Der Ort Stipshausen bestand ehedem aus zwei rechtlich unabhängigen Dörfern. Im Norden das heute noch namengebende „Stiebse“, das im Jahr 1334 erstmals als Stebeshusen in Erscheinung tritt, und das im Süden gelegene Smerbach oder auch Smerlebach, das am 24. Februar 2025 seinen 700. Geburtstag feiern kann. Damals tauchte der Name erstmals urkundlich auf – den Ort dürfte es aber weitaus länger gegeben haben.
Vom 24. Februar 1325 datiert das bis heute älteste Dokument aus der Geschichte des Ortsteils.
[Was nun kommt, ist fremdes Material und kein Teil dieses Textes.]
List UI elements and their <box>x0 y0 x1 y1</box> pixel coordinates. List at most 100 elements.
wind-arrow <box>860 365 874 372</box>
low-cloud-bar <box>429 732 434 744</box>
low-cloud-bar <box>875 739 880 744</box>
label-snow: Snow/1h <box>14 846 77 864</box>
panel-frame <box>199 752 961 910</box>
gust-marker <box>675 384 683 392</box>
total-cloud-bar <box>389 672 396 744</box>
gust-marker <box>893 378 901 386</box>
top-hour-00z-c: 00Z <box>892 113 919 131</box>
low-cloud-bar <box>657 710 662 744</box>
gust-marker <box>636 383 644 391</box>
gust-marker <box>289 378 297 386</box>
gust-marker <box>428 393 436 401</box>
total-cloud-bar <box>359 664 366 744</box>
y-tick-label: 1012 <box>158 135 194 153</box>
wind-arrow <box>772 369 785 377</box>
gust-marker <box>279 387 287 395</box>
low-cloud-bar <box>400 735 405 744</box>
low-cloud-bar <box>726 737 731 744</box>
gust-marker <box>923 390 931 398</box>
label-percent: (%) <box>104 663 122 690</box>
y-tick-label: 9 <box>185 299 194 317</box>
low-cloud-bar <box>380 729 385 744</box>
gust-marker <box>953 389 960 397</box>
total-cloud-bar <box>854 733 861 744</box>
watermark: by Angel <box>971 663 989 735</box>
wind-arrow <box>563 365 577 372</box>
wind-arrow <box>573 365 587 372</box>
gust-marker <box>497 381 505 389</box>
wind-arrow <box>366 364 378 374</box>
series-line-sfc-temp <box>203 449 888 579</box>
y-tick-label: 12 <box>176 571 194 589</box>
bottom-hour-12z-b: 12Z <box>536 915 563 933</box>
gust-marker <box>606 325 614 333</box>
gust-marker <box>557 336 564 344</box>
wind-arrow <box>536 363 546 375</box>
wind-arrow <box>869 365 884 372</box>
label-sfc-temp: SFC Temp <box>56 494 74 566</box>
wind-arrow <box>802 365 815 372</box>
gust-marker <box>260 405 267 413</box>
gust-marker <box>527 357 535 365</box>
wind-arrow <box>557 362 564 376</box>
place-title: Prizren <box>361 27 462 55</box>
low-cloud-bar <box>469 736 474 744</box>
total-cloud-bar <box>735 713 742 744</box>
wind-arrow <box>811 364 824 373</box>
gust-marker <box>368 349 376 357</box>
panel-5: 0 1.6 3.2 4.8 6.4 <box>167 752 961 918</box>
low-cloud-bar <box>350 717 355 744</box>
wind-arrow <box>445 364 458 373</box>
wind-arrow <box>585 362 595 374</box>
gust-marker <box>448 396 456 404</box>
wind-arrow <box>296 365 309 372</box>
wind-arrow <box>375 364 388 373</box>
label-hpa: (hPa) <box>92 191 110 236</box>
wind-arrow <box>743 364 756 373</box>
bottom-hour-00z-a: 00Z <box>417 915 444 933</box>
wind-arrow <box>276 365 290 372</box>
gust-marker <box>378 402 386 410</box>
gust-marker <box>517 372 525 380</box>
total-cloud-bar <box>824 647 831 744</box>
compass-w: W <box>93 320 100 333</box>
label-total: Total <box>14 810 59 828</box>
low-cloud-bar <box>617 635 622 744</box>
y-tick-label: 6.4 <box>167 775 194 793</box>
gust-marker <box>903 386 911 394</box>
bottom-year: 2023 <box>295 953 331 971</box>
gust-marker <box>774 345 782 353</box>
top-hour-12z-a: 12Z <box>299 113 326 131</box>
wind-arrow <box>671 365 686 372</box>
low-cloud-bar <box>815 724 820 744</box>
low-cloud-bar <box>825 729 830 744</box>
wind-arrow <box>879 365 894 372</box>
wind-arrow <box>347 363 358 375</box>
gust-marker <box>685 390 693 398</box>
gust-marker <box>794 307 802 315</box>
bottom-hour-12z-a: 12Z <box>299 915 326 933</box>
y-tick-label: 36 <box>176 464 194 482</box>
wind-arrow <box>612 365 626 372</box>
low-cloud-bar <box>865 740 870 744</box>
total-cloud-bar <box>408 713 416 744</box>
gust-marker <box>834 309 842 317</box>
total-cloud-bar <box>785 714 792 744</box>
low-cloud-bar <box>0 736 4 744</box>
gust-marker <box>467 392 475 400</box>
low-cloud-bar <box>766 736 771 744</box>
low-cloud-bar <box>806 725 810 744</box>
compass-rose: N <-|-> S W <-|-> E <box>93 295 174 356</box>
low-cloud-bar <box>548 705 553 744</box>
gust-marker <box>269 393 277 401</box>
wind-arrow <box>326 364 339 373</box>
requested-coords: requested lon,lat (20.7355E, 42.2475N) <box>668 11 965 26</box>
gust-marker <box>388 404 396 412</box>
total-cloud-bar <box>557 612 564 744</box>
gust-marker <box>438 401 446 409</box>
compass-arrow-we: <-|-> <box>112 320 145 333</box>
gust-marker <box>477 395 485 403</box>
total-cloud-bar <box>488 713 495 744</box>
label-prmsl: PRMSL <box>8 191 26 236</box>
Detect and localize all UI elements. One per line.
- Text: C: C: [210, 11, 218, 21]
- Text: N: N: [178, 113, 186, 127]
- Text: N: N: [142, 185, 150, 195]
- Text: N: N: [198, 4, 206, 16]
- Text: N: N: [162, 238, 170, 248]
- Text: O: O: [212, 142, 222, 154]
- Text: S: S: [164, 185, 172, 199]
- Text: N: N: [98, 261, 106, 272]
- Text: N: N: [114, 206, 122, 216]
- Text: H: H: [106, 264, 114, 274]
Wildgraf Friedrich von Kyrburg hatte seinerzeit den Ort in Besitz und musste sich offenbar gegen Ansprüche des Wildgrafen Heinrich von Schmidtburg zur Wehr setzen, was zu einem Schiedsspruch des Grafen Georg von Veldenz führte. Der Graf urteilte, dass Heinrich keinerlei Ansprüche an den Ort erheben dürfe, die nicht in der „Deylonge“ abgedeckt waren. Das heißt: Der Schmidtburger forderte Ertragsanteile ein, die ihm vertraglich nicht zustanden.
Was für diesen damals schmerzlich gewesen sein mag, ist für uns heute ein Glücksfall. So wissen wir um die mindestens 700-jährige Geschichte von Schmer(le)bach. Nach der Teilung der Wild- und Rheingrafschaft im Jahr 1515 kam Stebeshusen an Philipp von Dhaun, Schmerbach blieb bei Johann von Kyrburg. Rechtliche Grenze war der Kehrbach, der die beiden Orte trennte. Während das Ur-Stipshausen zum Hochgericht Rhaunen gehörte, fungierte Schmerbach als In- oder Sondergericht innerhalb des Hochgerichtes. Hier herrschte eine eigene Rechtsprechung und eine vom Hochgericht unabhängige Zugehörigkeit. Schmerbach gehörte zum Amt Wildenburg und hatte mit Asbach ein gemeinsames Weistum, wo die Rechtsfragen der beiden Orte festgeschrieben waren.

Jacob Grimm, der ältere der berühmten Gebrüder, hatte Anfang des 19. Jahrhunderts allerlei „Weisthümer“ gesammelt, darunter auch jenes gemeinsame für Schmerbach und Asbach, das der vielseitig interessierte Sprach- und Altertumswissenschaftler im Jahr 1840 veröffentlichte. Der auch als Märchensammler bekannte Grimm nennt interessante Details dieser Rechtsordnung. So hatte der „wildtgrauen, der daß haus Willbergk inhatt“, das Recht, „zu richten vber halß vn halßbein“. Will heißen: Der jeweilige Wildgraf, der im Besitz der Wildenburg war, hatte die Befugnis zur Verhängung der Todesstrafe. Und sollte jemand einen „marckstein“ (Grenzstein) „frevlich“ ausfahren, soll man ihn bis zum Gürtel in eine Grube eingraben. Alsdann soll man mit einem neuen, scharfen Pflug und mit vier ungezähmten Tieren über ihn hinwegfahren. Sollte der Missetäter überleben, was sehr unwahrscheinlich gewesen sein dürfte, „so soll es sein buß sein“.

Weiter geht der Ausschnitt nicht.